Always make sure you speak to your doctor or pharmacist before you decide to stop taking any of your medicines.

7. Product details

This medicine is only available with a doctor’s prescription.

What Sertra contains

Active ingredient
(main ingredient)
Sertraline hydrochloride 50 mg or 100 mg
Other ingredients
(inactive ingredients)
  • Calcium hydrogen phosphate
  • Microcrystalline cellulose
  • Hyprolose
  • Sodium starch glycollate type A
  • Magnesium stearate
  • Hypromellose
  • Titanium dioxide
  • Macrogol 400
  • Polysorbate 80

Do not take this medicine if you are allergic to any of these ingredients.

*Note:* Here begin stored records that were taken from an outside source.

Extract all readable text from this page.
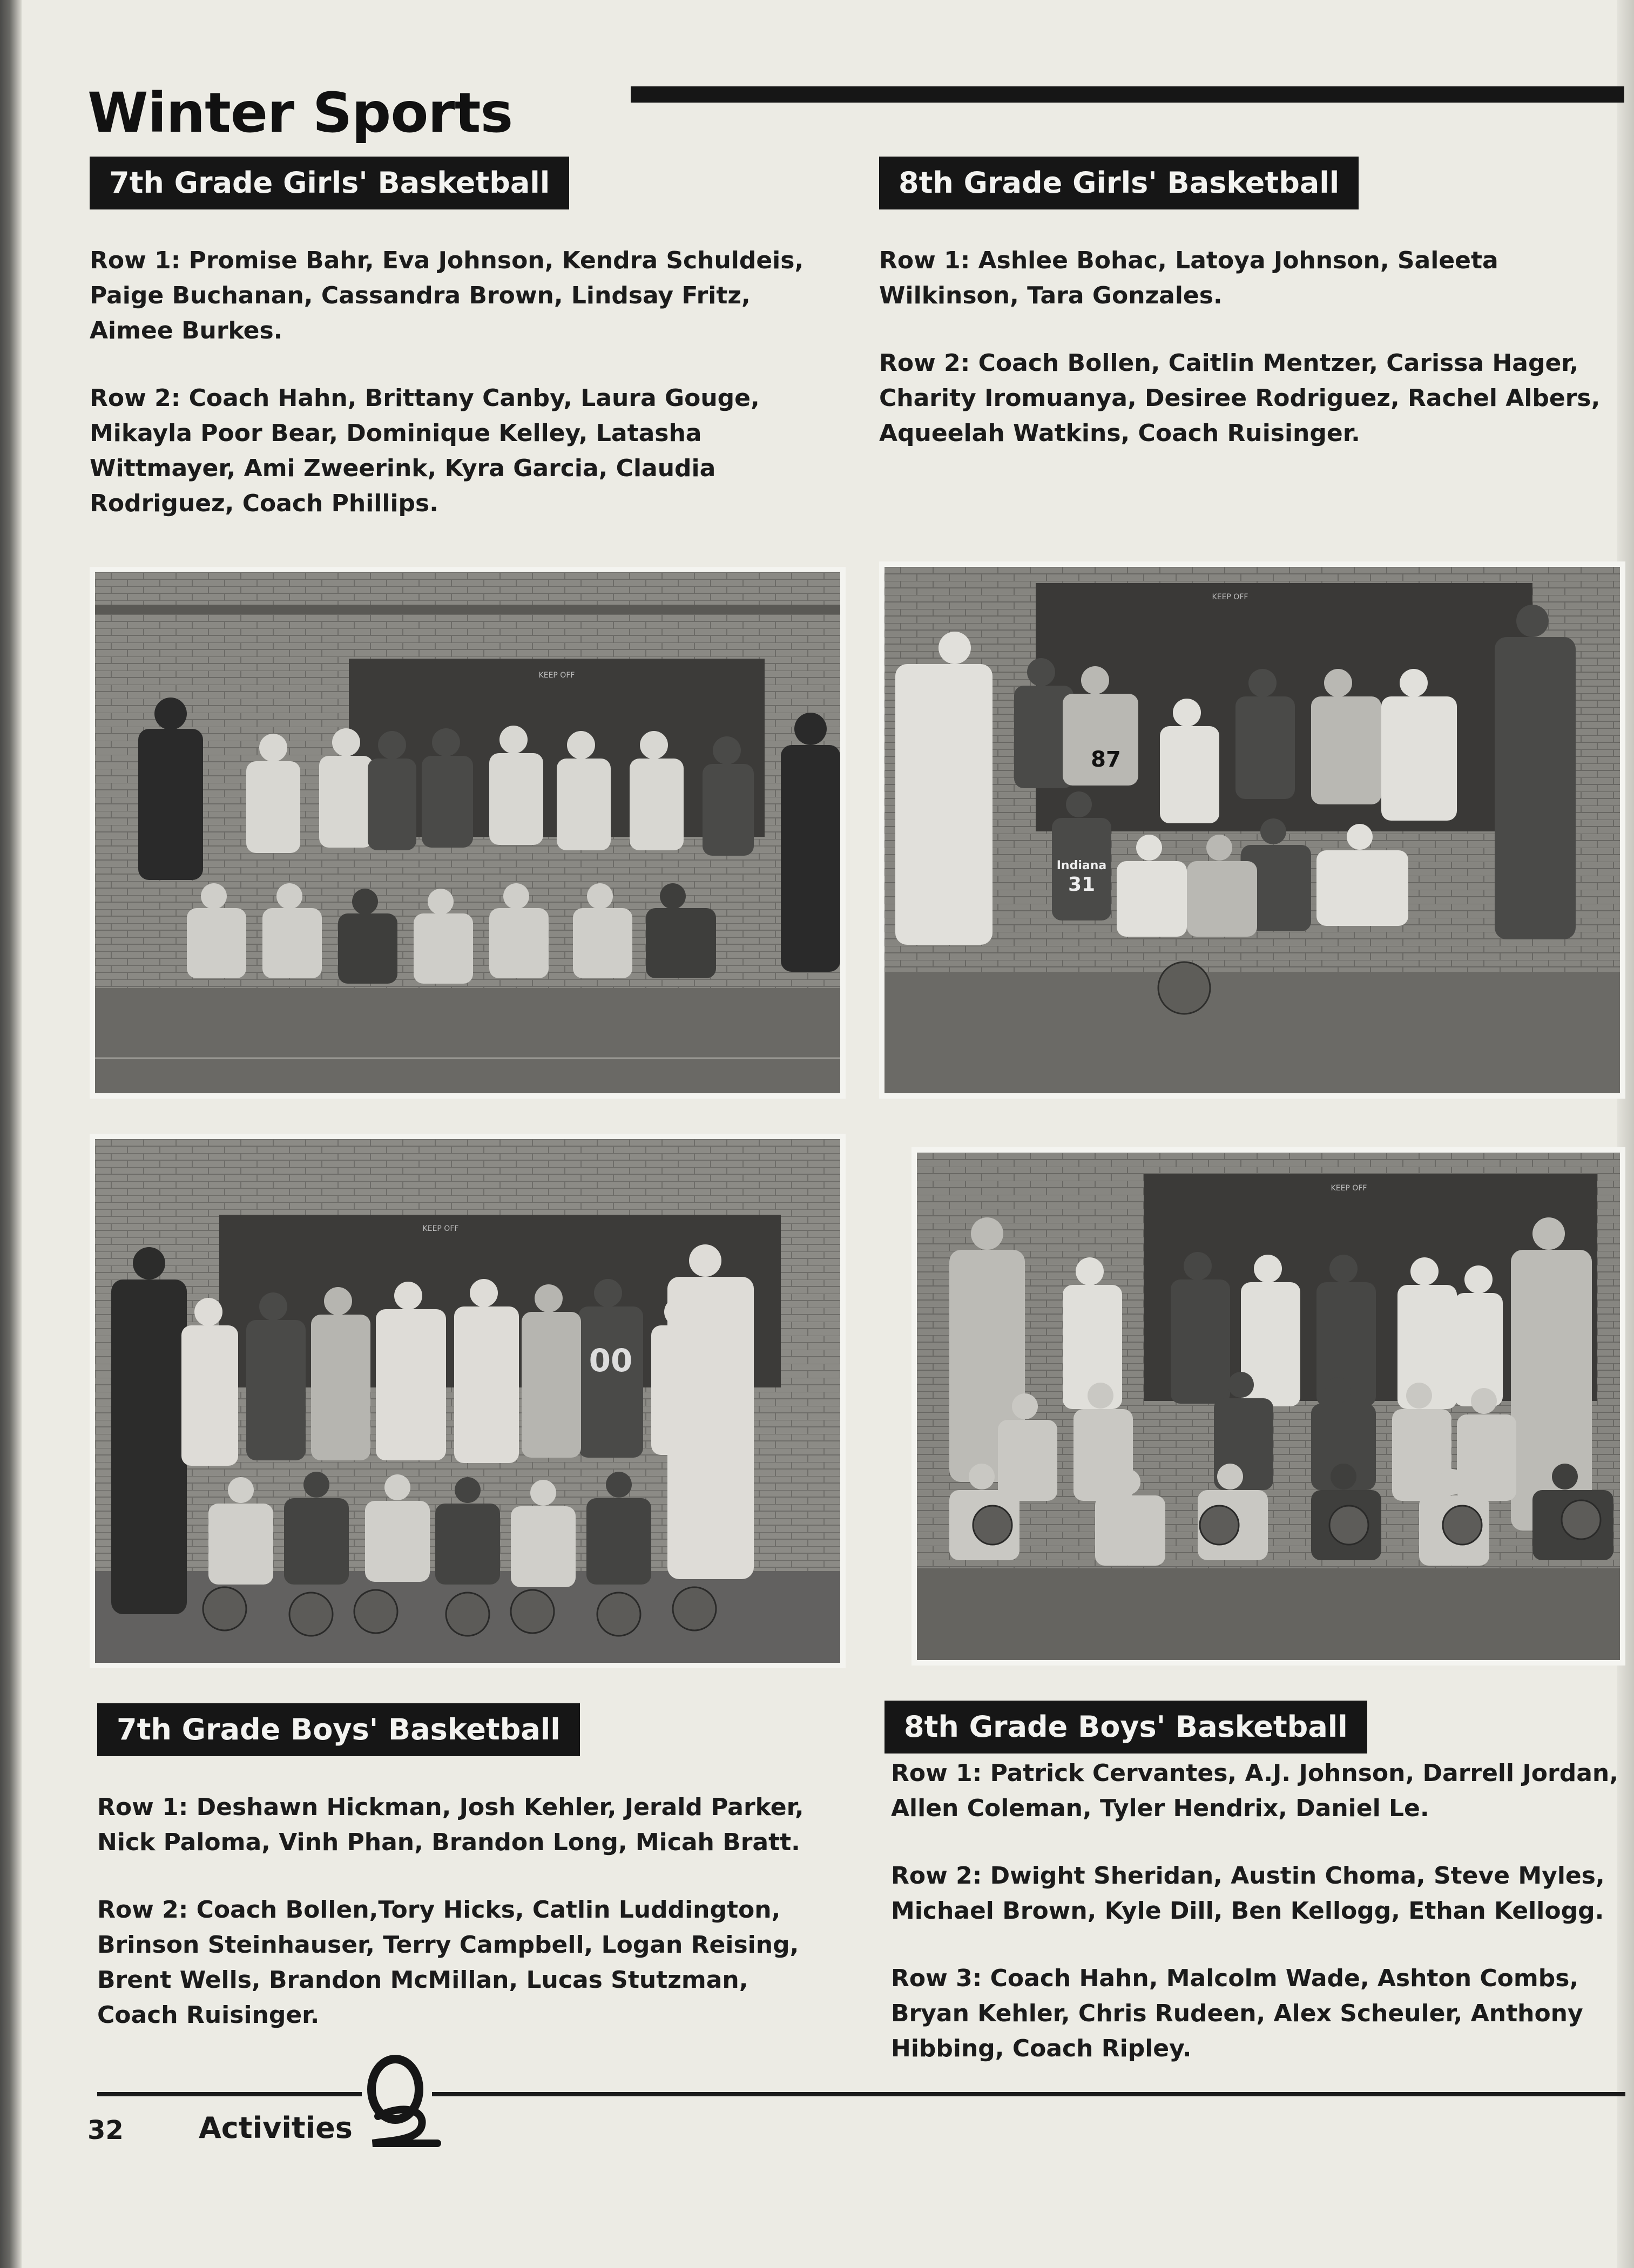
Winter Sports
7th Grade Girls' Basketball

Row 1: Promise Bahr, Eva Johnson, Kendra Schuldeis, Paige Buchanan, Cassandra Brown, Lindsay Fritz, Aimee Burkes.

Row 2: Coach Hahn, Brittany Canby, Laura Gouge, Mikayla Poor Bear, Dominique Kelley, Latasha Wittmayer, Ami Zweerink, Kyra Garcia, Claudia Rodriguez, Coach Phillips.

8th Grade Girls' Basketball

Row 1: Ashlee Bohac, Latoya Johnson, Saleeta Wilkinson, Tara Gonzales.

Row 2: Coach Bollen, Caitlin Mentzer, Carissa Hager, Charity Iromuanya, Desiree Rodriguez, Rachel Albers, Aqueelah Watkins, Coach Ruisinger.

KEEP OFF
KEEP OFF
87
Indiana
31
KEEP OFF
00
KEEP OFF
7th Grade Boys' Basketball

Row 1: Deshawn Hickman, Josh Kehler, Jerald Parker, Nick Paloma, Vinh Phan, Brandon Long, Micah Bratt.

Row 2: Coach Bollen,Tory Hicks, Catlin Luddington, Brinson Steinhauser, Terry Campbell, Logan Reising, Brent Wells, Brandon McMillan, Lucas Stutzman, Coach Ruisinger.

8th Grade Boys' Basketball

Row 1: Patrick Cervantes, A.J. Johnson, Darrell Jordan, Allen Coleman, Tyler Hendrix, Daniel Le.

Row 2: Dwight Sheridan, Austin Choma, Steve Myles, Michael Brown, Kyle Dill, Ben Kellogg, Ethan Kellogg.

Row 3: Coach Hahn, Malcolm Wade, Ashton Combs, Bryan Kehler, Chris Rudeen, Alex Scheuler, Anthony Hibbing, Coach Ripley.

32	Activities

This medicine does not contain gluten, lactose, sucrose, tartrazine or any other azo dyes.

What Sertra looks like

50 mg tablets:

White to off white, capsule shaped, biconvex, film coated tablets with breakline on one side and ’50’ and ‘BL’ debossed on either side of the breakline (Aust R 213178).

Blister packs of 30.

100 mg tablets:

White to off white, capsule shaped, biconvex, film coated tablets with ‘100’ and ‘BL’ debossed on one side (Aust R 213181).

Blister packs of 30.

Who distributes Sertra

Apotex Pty Ltd
16 Giffnock Avenue
Macquarie Park NSW 2113
Tel: +61 2 8877 8333

APO and APOTEX are registered trademarks of Apotex Inc.

This leaflet was prepared in September 2021.